Après avoir vu le film de Stephen Frears et lu Les liaisons dangereuses de Choderlos de Laclos, frappé par son intelligence et sa finesse, Alain Ayroles s’est découvert l’envie d’une immersion en plein XVIIIème siècle. Ayant travaillé pour l’époque avec Les Indes fourbes, il a eu l’idée de mêler les univers des Liaisons avec celui du Dernier des Mohicans de Fennimore Cooper. Le Chevalier de Saint-Sauveur est un mystérieux séducteur masqué, sans scrupules, sans morale, prêt à tout pour prendre dans ses filets des proies innocentes dupées par ses proses et ses manigances. Si la série fonctionne, il est prévu de démarrer par un triptyque et de poursuivre par des one shot pour parcourir la période de la philosophie des Lumières jusqu’à la fin de l’Ancien Régime.

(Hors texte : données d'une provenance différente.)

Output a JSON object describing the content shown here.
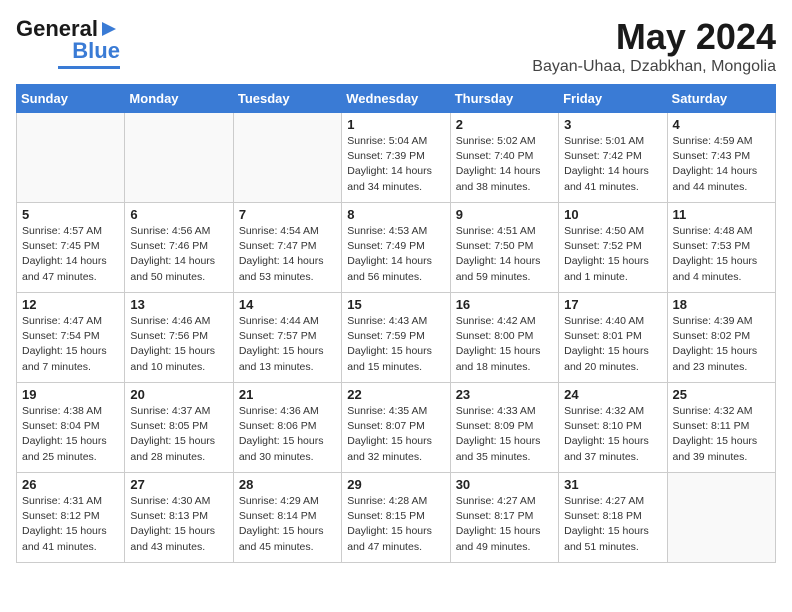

Richard Guérineau relève le défi d’illustrer une histoire de correspondances. Le dessinateur du Chant des Stryges s’était familiarisé avec les époques moyenâgeuses au travers de Charly 9, Henriquet et Entrez dans la danse. Le bon en avant s’avérait logique. Les personnages s’écrivent des lettres qui rythment l’avancée du récit. Le risque était grand de tomber dans le livre illustré. Le professionnalisme des auteurs évite l’écueil. Les passages des lettres et ceux dialogués alternent et s’enchaînent avec fluidité. Au niveau visuel, pour les lettres, une typographie cursive a été utilisée sur du papier scanné.
Guérineau est l’un des meilleurs dessinateurs de sa génération. Dans le genre, on parle tout le temps d’Enrico Marini, mais le dessinateur découvert il y a presque trente ans avec L’as de pique scénarisé par Corbeyran est au moins de niveau égal, voir le surclasse dans les décors.
Ayroles et Guérineau réinventent la bande dessinée épistolaire. Romantique, libertin et historique, L’ombre des lumières donne des lettres de noblesse à un Neuvième Art qui n’a plus rien à envier à la grande littérature.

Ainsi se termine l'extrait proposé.